Turquia começa a julgar 221 supostos líderes de golpe fracassado
ANCARA — O julgamento de 221 supostos líderes do golpe de Estado frustrado de 15 de julho do ano passado começou nesta segunda-feira em Ancara, tendo como principal suspeito o clérigo exilado nos Estados Unidos, Fethullah Gulen. As acusações contra as mais de 200 pessoas incluem violação da Constituição, assassinato de 250 pessoas e pertencer e dirigir uma organização terrorista, entre outras. O julgamento acontece na prisão de Sincan, na região de Ancara, onde foi construída uma grande sala de audiências para o processo gigantesco.
Entre as 221 pessoas julgadas estão 26 generais e 12 civis. No total, 200 estão em detenção provisória, nove em liberdade sob controle judicial e 12 são consideradas foragidas, segundo a agência governamental Anadolu. Nas proximidades do tribunal muitos policiais foram mobilizados, assim como veículos blindados, um drone e franco-atiradores.
Na chegada ao tribunal, escoltados pelas forças de segurança, os réus foram vaiados por dezenas de manifestantes que pediam a pena de morte. A pena capital foi abolida em 2004, uma das exigências da União Europeia para aceitar a adesão da Turquia, país candidato, ao bloco. Mas desde a tentativa de golpe, Erdogan afirmou em várias oportunidades que estava disposto a restabelecer a pena de morte e mencionou a possibilidade de um referendo sobre o tema.
O ex-comandante da Força Aérea Akin Ozturk, um dos acusados mais conhecidos, deve falar à tarde. Outros acusados conhecidos são o ex-general Mehmet Disli, irmão de um deputado do partido governista AKP, e o coronel Ali Yazici, ex-assessor do presidente Recep Tayyip Erdogan. A leitura dos nomes dos acusados foi interrompida diversas vezes por gritos do público. Algumas pessoas exibiam fotos dos parentes mortos na noite de 15 de julho. Uma mulher, que não parava da gritar traidores, desmaiou e recebeu atendimento médico.
Na sala de audiências, os acusados permaneceram cercados por policiais e militares. Apenas cinco dos nove acusados que são julgados em liberdade estavam na audiência, que foi suspensa até a chegada dos quatro que faltavam, prevista para o início da tarde, quando um juiz lerá as acusações contra os réus.
A tentativa de golpe de Estado de julho do ano passado deixou quase 250 mortos, sem contar os supostos golpistas, e milhares de feridos. Ancara acusa o pregador Fethullah Gulen de ser o idealizador do golpe e pede a Washington sua extradição. Fethullah Gulen, um ex-aliado do presidente turco que se tornou seu inimigo, nega envolvimento com o golpe.
De acordo com a acusação, mais de 8.000 militares participaram na tentativa golpista. Eles utilizaram 35 aviões de guerra, 37 helicópteros, 74 tanques, 246 veículos blindados e quase 4.000 armas leves, de acordo com a Anadolu. Os processos judiciais, amparados pelo estado de emergência instaurado após o golpe, não têm precedentes na Turquia. Mais de 47.000 pessoas foram detidas nos expurgos desde 15 de julho.

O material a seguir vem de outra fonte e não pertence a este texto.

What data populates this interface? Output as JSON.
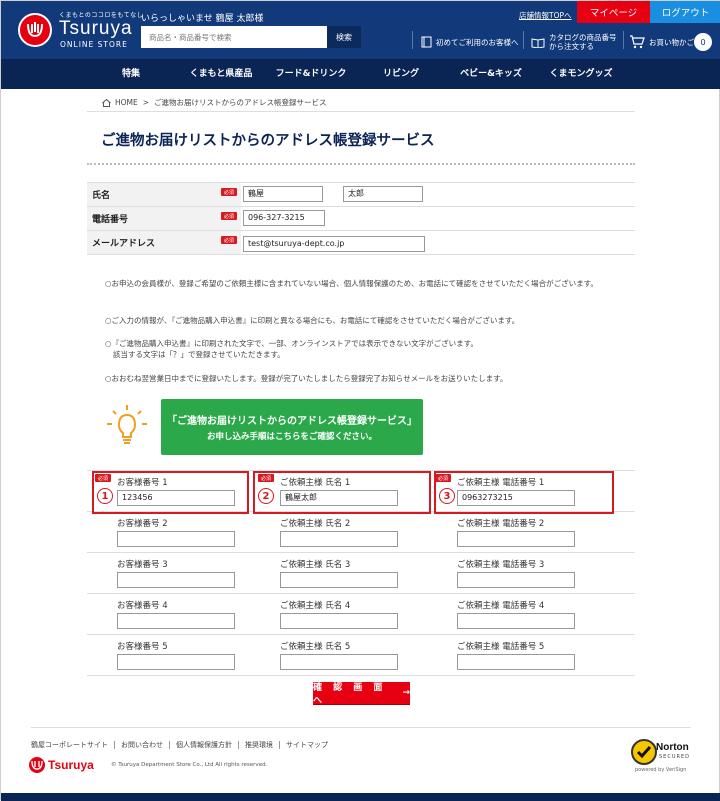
{
  "header": {
    "tagline": "くまもとのココロをもてなし",
    "brand": "Tsuruya",
    "brand_sub": "ONLINE STORE",
    "welcome": "いらっしゃいませ 鶴屋 太郎様",
    "search_placeholder": "商品名・商品番号で検索",
    "search_button": "検索",
    "store_info_link": "店舗情報TOPへ",
    "mypage": "マイページ",
    "logout": "ログアウト",
    "first_time": "初めてご利用のお客様へ",
    "catalog_line1": "カタログの商品番号",
    "catalog_line2": "から注文する",
    "cart": "お買い物かご",
    "cart_count": "0"
  },
  "nav": [
    "特集",
    "くまもと県産品",
    "フード&ドリンク",
    "リビング",
    "ベビー&キッズ",
    "くまモングッズ"
  ],
  "breadcrumb": {
    "home": "HOME",
    "sep": ">",
    "current": "ご進物お届けリストからのアドレス帳登録サービス"
  },
  "page_title": "ご進物お届けリストからのアドレス帳登録サービス",
  "required_label": "必須",
  "form": {
    "name_label": "氏名",
    "last_name": "鶴屋",
    "first_name": "太郎",
    "phone_label": "電話番号",
    "phone": "096-327-3215",
    "email_label": "メールアドレス",
    "email": "test@tsuruya-dept.co.jp"
  },
  "notes": [
    "○お申込の会員様が、登録ご希望のご依頼主様に含まれていない場合、個人情報保護のため、お電話にて確認をさせていただく場合がございます。",
    "○ご入力の情報が、『ご進物品購入申込書』に印刷と異なる場合にも、お電話にて確認をさせていただく場合がございます。",
    "○『ご進物品購入申込書』に印刷された文字で、一部、オンラインストアでは表示できない文字がございます。",
    "該当する文字は「？」で登録させていただきます。",
    "○おおむね翌営業日中までに登録いたします。登録が完了いたしましたら登録完了お知らせメールをお送りいたします。"
  ],
  "guide_button": {
    "line1": "「ご進物お届けリストからのアドレス帳登録サービス」",
    "line2": "お申し込み手順はこちらをご確認ください。"
  },
  "grid": {
    "markers": [
      "1",
      "2",
      "3"
    ],
    "rows": [
      {
        "customer_label": "お客様番号 1",
        "customer": "123456",
        "name_label": "ご依頼主様 氏名 1",
        "name": "鶴屋太郎",
        "phone_label": "ご依頼主様 電話番号 1",
        "phone": "0963273215"
      },
      {
        "customer_label": "お客様番号 2",
        "customer": "",
        "name_label": "ご依頼主様 氏名 2",
        "name": "",
        "phone_label": "ご依頼主様 電話番号 2",
        "phone": ""
      },
      {
        "customer_label": "お客様番号 3",
        "customer": "",
        "name_label": "ご依頼主様 氏名 3",
        "name": "",
        "phone_label": "ご依頼主様 電話番号 3",
        "phone": ""
      },
      {
        "customer_label": "お客様番号 4",
        "customer": "",
        "name_label": "ご依頼主様 氏名 4",
        "name": "",
        "phone_label": "ご依頼主様 電話番号 4",
        "phone": ""
      },
      {
        "customer_label": "お客様番号 5",
        "customer": "",
        "name_label": "ご依頼主様 氏名 5",
        "name": "",
        "phone_label": "ご依頼主様 電話番号 5",
        "phone": ""
      }
    ]
  },
  "confirm_button": "確 認 画 面 へ",
  "footer": {
    "links": [
      "鶴屋コーポレートサイト",
      "お問い合わせ",
      "個人情報保護方針",
      "推奨環境",
      "サイトマップ"
    ],
    "logo_text": "Tsuruya",
    "copyright": "© Tsuruya Department Store Co., Ltd All rights reserved.",
    "norton": "Norton",
    "norton_sub": "SECURED",
    "norton_powered": "powered by VeriSign"
  }
}
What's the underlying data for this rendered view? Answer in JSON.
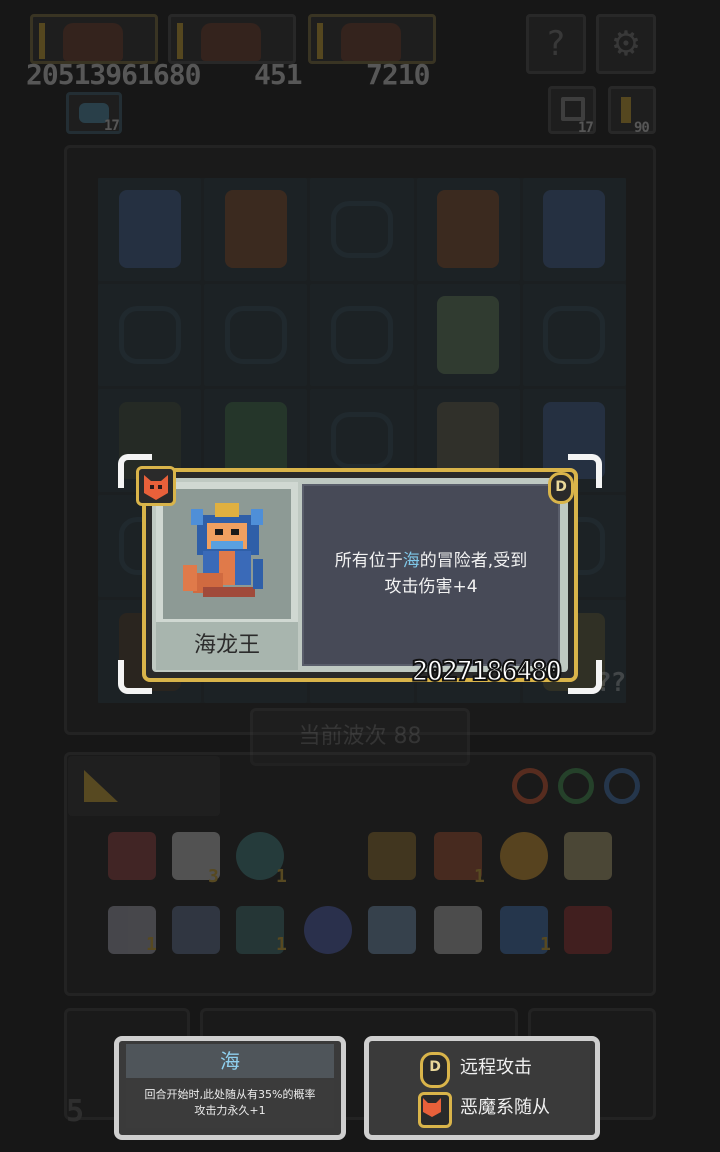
{
  "top_bar": {
    "score_left": "20513961680",
    "score_mid": "451",
    "score_right": "7210",
    "help_icon_label": "?",
    "settings_icon_label": "⚙",
    "left_counter": "17",
    "house_counter": "17",
    "key_counter": "90"
  },
  "board": {
    "wave_label": "当前波次",
    "wave_number": "88",
    "side_counter": "??"
  },
  "inventory": {
    "row1_counts": [
      "3",
      "1",
      "1"
    ],
    "row2_counts": [
      "1",
      "1",
      "1"
    ]
  },
  "tooltip": {
    "unit_name": "海龙王",
    "desc_prefix": "所有位于",
    "desc_highlight": "海",
    "desc_suffix": "的冒险者,受到",
    "desc_line2": "攻击伤害+4",
    "value": "2027186480",
    "range_badge": "D",
    "colors": {
      "frame": "#d9b44a",
      "highlight": "#7fc7e8"
    }
  },
  "bottom": {
    "side_number": "5",
    "sea_panel": {
      "title": "海",
      "desc_line1": "回合开始时,此处随从有35%的概率",
      "desc_line2": "攻击力永久+1"
    },
    "tags": [
      {
        "icon": "range-attack-icon",
        "label": "远程攻击"
      },
      {
        "icon": "demon-fox-icon",
        "label": "恶魔系随从"
      }
    ]
  }
}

PERSEGUIÇÃO DE FUNCIONÁRIOS
A Anistia Internacional criticou a Turquia nesta segunda-feira por despedir milhares de funcionários públicos após o golpe fracassado. As medidas tomadas após a tentativa de tomada de poder provocaram uma perseguição sem precedentes e demissões maciças, que violaram a liberdade de expressão, de associação e o direito à não descriminação, afirmou o grupo de direitos humanos em um relatório. A ONG acrescentou que o governo turco classificou como terroristas professores, acadêmicos, médicos, policiais e soldados, impossibilitando que regressem às suas profissões e os obrigou a depender da ajuda de amigos e familiares ou a trabalhar em empregos irregulares.
Mais de 100 mil funcionários foram destituídos e inabilitados de ocupar cargos públicos através de decretos amparados pelo Estado de emergência vigente no país. Os trabalhadores demitidos foram acusados de ter relações com grupos considerados terroristas. Além disso, mais de 47 mil pessoas foram presas por supostamente ter vínculos com o golpe.
O governo disse que formará uma comissão de apelação para revisar os casos daqueles que asseguram terem sido despedidos injustamente. No entanto, a Anistia Internacional afirma que esta comissão deve ser independente do governo para ser efetiva.